This book provides a refreshing perspective on the description, study and representation of consonant clusters in Polish. What are the sources of phonotactic complexity? What properties or principles motivate the phonological structure of initial and final consonant clusters? In answering these questions, a necessary turning point consists in investigating sequences of consonants at their most basic level, namely in terms of phonological features. The analysis is exploratory: it leads to discovering prevalent feature patterns in clusters from which new phonotactic generalizations are derived.
A recurring theme in the book is that phonological features vary in weight depending on (1) their distribution in a cluster, (2) their position in a word, and (3) language domain. Positional feature weight reflects the relative importance of place, manner and voice features (e.g. coronal, dorsal, strident, continuant) in constructing cluster inventories, minimizing cognitive effort, facilitating production and triggering specific casual speech processes. Feature weights give rise to previously unidentified positional preferences. Rankings of features and preferences are a testing ground for principles of sonority, contrast, clarity of perception and ease of articulation.

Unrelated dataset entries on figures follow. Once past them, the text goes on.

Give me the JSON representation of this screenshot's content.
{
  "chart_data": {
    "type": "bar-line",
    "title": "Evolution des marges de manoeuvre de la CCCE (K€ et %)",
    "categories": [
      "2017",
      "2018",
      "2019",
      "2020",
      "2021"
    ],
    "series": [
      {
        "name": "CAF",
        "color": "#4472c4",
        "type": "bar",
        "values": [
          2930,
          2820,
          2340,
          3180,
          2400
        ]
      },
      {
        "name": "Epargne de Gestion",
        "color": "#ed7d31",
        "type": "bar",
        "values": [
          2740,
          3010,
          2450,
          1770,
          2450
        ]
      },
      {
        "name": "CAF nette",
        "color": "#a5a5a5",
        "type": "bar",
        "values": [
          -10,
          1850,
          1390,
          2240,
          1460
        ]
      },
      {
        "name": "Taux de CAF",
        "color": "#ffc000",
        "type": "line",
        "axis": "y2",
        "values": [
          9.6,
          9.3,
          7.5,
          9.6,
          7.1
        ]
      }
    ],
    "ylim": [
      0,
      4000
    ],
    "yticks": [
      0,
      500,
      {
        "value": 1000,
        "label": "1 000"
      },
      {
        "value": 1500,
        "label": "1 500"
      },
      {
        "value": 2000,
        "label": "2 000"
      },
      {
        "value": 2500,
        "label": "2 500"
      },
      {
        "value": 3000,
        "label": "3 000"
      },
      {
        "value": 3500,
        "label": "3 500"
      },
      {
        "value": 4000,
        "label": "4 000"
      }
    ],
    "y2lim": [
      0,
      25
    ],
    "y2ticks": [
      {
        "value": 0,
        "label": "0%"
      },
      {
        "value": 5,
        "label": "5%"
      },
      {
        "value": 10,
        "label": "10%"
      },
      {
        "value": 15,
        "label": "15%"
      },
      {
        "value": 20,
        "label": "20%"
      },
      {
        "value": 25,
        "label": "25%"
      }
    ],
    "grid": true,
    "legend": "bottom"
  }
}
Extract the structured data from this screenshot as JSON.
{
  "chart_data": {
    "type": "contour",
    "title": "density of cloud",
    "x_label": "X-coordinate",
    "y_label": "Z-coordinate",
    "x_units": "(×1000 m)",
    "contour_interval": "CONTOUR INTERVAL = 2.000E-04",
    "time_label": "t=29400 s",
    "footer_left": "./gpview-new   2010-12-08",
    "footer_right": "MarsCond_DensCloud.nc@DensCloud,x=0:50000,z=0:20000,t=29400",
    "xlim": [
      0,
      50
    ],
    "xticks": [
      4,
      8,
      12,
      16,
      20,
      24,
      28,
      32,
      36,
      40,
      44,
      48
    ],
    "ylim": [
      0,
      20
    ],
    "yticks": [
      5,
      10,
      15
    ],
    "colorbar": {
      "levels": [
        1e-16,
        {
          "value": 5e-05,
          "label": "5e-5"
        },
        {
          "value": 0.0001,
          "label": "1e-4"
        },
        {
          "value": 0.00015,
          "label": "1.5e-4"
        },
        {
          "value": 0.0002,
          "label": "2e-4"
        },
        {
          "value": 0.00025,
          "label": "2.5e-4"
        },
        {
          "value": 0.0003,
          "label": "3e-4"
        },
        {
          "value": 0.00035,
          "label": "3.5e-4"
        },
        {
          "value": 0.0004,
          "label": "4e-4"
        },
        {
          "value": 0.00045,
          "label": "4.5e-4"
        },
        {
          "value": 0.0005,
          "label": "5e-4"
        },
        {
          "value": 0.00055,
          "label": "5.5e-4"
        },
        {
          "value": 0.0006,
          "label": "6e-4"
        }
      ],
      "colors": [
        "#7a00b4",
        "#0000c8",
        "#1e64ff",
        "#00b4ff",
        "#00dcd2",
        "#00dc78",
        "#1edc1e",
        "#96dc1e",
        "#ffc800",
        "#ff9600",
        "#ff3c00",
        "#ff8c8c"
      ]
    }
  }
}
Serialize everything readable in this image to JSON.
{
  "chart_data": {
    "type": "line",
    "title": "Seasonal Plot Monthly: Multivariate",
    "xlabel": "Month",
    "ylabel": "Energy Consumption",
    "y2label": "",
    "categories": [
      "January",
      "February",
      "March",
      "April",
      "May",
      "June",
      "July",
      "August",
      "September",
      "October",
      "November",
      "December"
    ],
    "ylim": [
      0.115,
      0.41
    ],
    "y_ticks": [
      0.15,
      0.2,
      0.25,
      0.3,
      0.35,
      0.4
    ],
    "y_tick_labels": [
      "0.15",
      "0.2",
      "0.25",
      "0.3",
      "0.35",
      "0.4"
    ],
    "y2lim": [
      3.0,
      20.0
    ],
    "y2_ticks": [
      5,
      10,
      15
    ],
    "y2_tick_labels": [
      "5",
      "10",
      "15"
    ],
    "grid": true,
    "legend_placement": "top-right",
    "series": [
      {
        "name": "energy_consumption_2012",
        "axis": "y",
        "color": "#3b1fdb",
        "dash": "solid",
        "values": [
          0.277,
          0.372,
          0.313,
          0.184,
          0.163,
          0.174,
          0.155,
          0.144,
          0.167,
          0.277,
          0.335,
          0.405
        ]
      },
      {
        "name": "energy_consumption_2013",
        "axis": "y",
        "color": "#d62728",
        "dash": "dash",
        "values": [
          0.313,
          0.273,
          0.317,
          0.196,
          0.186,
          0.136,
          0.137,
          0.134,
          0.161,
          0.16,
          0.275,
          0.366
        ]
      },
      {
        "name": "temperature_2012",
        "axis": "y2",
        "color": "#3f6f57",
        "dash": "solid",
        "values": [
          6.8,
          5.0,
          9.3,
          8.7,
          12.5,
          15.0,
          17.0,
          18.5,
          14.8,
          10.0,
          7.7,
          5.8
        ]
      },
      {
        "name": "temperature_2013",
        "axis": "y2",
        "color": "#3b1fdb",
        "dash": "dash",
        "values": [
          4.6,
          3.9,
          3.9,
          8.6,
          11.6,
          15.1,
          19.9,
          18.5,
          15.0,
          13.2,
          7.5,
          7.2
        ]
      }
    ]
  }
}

This volume addresses practitioners in the field seeking new methods of phonotactic modelling and approaches to complexity, as well as students interested in an overview of current research directions in the study of consonant clusters. Sequences of consonants in Polish are certainly among the most remarkable ones that readers will ever encounter in their linguistic explorations. In this volume, they will come to realise that hundreds of unusually long, odd-looking, sonority-violating, morphologically complex and infrequent clusters are in fact well-motivated and structured according to well-defined tactic patterns of features.